En plus de la relève, nous sommes 47 à être déposés par hélicoptère vers 9h30 et nous sommes reçus par Clara, Etienne, Maiwenn et Christine qui viennent de passer 3 mois sur Tromelin. Clara nous fait une visite guidée naturaliste et historique passionnante, sous un soleil tropical.
Tromelin est un ancien volcan sous-marin sur lequel un récif corallien s’est développé, constituant toute la partie émergée de l’île. Très plate, l’île est partiellement recouverte de veloutiers, arbustes bas dans lesquels nichent des fous masqués et fous à pied rouge. Sur la plage, le sable est intégralement constitué de corail roulé, terrain de ponte des tortues vertes. Elles s’observent surtout la nuit et tôt le matin. Leurs traces sont régulièrement comptées depuis 40 ans. Elles sont plus de 1000 à venir pondre sur l’île chaque année.

Fou à pied rouge
Quant à l’histoire de Tromelin, elle est surtout marquée par le naufrage de l’Utile en 1761, flute de la compagnie française des Indes Orientales. La réalité est particulièrement âpre pour ces 80 naufragés malgaches, laissés à terre par les marins blancs qui avaient réussi à recréer une embarcation de fortune pour rallier Madagascar : une eau faiblement saumâtre provenant d’un puits sommaire, une nourriture invariablement faite d’oiseaux, d’œufs, de poissons, et une promesse de sauvetage non tenue. Les drames s’enchainent. 15 ans plus tard, seuls 7 femmes et un enfant seront sauvés par la corvette La Dauphine, commandée par Tromelin, qui laissera son nom à la petite île de sable.
1954 marque l’installation d’une base météorologique permanente. Plus de 270 agents de Météo France ont pendant un peu plus de 60 ans assuré une présence française sur l’île. Depuis 2007, la présence permanente se poursuit sous l’égide des TAAF avec une diversification des missions. Les observations météo sont maintenant automatisées.

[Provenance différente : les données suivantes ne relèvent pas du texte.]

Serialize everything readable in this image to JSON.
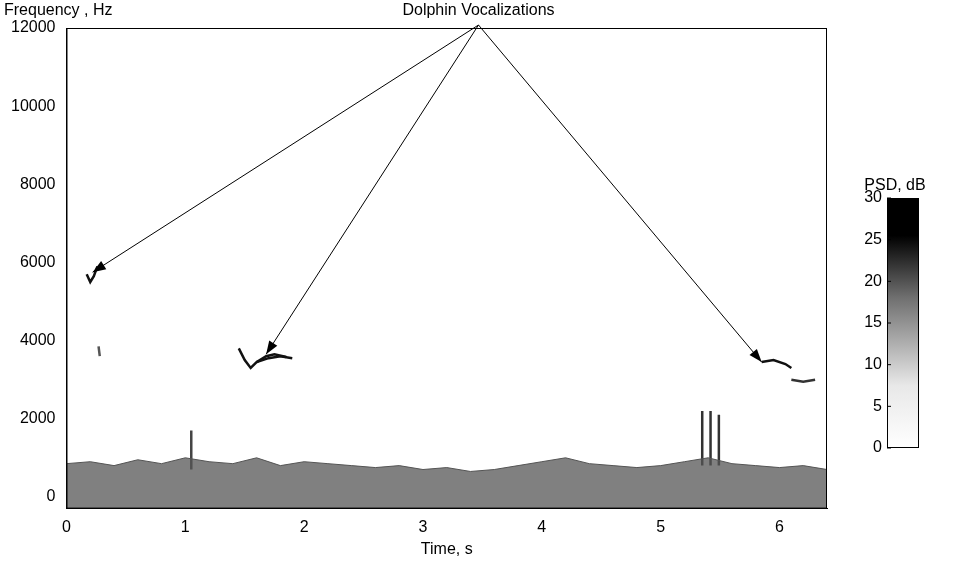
{
  "chart_data": {
    "type": "line",
    "annotation": {
      "text": "Dolphin Vocalizations",
      "targets": [
        {
          "x": 0.22,
          "y": 5750
        },
        {
          "x": 1.68,
          "y": 3650
        },
        {
          "x": 5.85,
          "y": 3450
        }
      ]
    },
    "x_label": "Time, s",
    "y_label": "Frequency , Hz",
    "xlim": [
      0,
      6.4
    ],
    "xticks": [
      0,
      1,
      2,
      3,
      4,
      5,
      6
    ],
    "ylim": [
      -300,
      12000
    ],
    "yticks": [
      0,
      2000,
      4000,
      6000,
      8000,
      10000,
      12000
    ],
    "grid": false,
    "marker": "none",
    "colorbar": {
      "label": "PSD, dB",
      "range": [
        0,
        30
      ],
      "ticks": [
        0,
        5,
        10,
        15,
        20,
        25,
        30
      ]
    },
    "series": [
      {
        "type": "area",
        "color": "#555555",
        "line_style": "solid",
        "x": [
          0,
          0.2,
          0.4,
          0.6,
          0.8,
          1.0,
          1.2,
          1.4,
          1.6,
          1.8,
          2.0,
          2.2,
          2.4,
          2.6,
          2.8,
          3.0,
          3.2,
          3.4,
          3.6,
          3.8,
          4.0,
          4.2,
          4.4,
          4.6,
          4.8,
          5.0,
          5.2,
          5.4,
          5.6,
          5.8,
          6.0,
          6.2,
          6.4
        ],
        "values": [
          850,
          900,
          800,
          950,
          850,
          1000,
          900,
          850,
          1000,
          800,
          900,
          850,
          800,
          750,
          800,
          700,
          750,
          650,
          700,
          800,
          900,
          1000,
          850,
          800,
          750,
          800,
          900,
          1000,
          850,
          800,
          750,
          800,
          700
        ]
      },
      {
        "type": "line",
        "color": "#444444",
        "line_style": "solid",
        "x": [
          1.05,
          1.05
        ],
        "values": [
          700,
          1700
        ]
      },
      {
        "type": "line",
        "color": "#333333",
        "line_style": "solid",
        "x": [
          5.35,
          5.35
        ],
        "values": [
          800,
          2200
        ]
      },
      {
        "type": "line",
        "color": "#333333",
        "line_style": "solid",
        "x": [
          5.42,
          5.42
        ],
        "values": [
          800,
          2200
        ]
      },
      {
        "type": "line",
        "color": "#333333",
        "line_style": "solid",
        "x": [
          5.49,
          5.49
        ],
        "values": [
          800,
          2100
        ]
      },
      {
        "type": "line",
        "color": "#111111",
        "line_style": "solid",
        "x": [
          0.17,
          0.2,
          0.23,
          0.26
        ],
        "values": [
          5700,
          5500,
          5650,
          5900
        ]
      },
      {
        "type": "line",
        "color": "#555555",
        "line_style": "solid",
        "x": [
          0.27,
          0.28
        ],
        "values": [
          3850,
          3600
        ]
      },
      {
        "type": "line",
        "color": "#111111",
        "line_style": "solid",
        "x": [
          1.45,
          1.5,
          1.55,
          1.6,
          1.7,
          1.8,
          1.9
        ],
        "values": [
          3800,
          3500,
          3300,
          3450,
          3550,
          3600,
          3550
        ]
      },
      {
        "type": "line",
        "color": "#111111",
        "line_style": "solid",
        "x": [
          1.6,
          1.68,
          1.75,
          1.85
        ],
        "values": [
          3450,
          3600,
          3650,
          3580
        ]
      },
      {
        "type": "line",
        "color": "#111111",
        "line_style": "solid",
        "x": [
          5.85,
          5.95,
          6.05,
          6.1
        ],
        "values": [
          3450,
          3500,
          3400,
          3300
        ]
      },
      {
        "type": "line",
        "color": "#333333",
        "line_style": "solid",
        "x": [
          6.1,
          6.2,
          6.3
        ],
        "values": [
          3000,
          2950,
          3000
        ]
      }
    ]
  }
}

A midi, l’équipe sortante nous accueille pour un fabuleux repas, et nous, près de 50 visiteurs d’un jour, mesurons leur travail colossal, avec les « moyens du bord ».

Bâtiment principal de la base Serge Frolow
Lors de cette escale de 24h, des travaux ont été réalisés sur le système radio, les sondes météo, la géodésie, la prise de vue par drones pour suivre l’évolution de la végétation. Des plongées ont également été réalisées depuis le Marion Dufresne pour suivre l’état des coraux et leur tendance au blanchiment en raison de l’augmentation de la température de l’eau.
Pour moi, retour sur le Marion vers 15h30 après 6 heures inoubliables sur Tromelin.
Appareillage le mercredi 2 avril à 9h30, direction le sud de La Réunion, aéroport de Pierrefonds, où les agents de Tromelin sont débarqués par hélicoptère jeudi à 8h, avant que vous mettions cap vers le Grand Sud.
Pour ceux qui souhaitent en savoir plus sur Tromelin :
Plus particulièrement la biodiversité de Tromelin et le rôle des agents sur place, je recommande l’article récent suivant, magnifiquement illustré :
https://biodiversite-outre-mer.fr/paroles-d-acteurs/reportage/terrain-agent-environnement-taaf
Yannick VERDENAL.
(Photo : Y. VERDENAL)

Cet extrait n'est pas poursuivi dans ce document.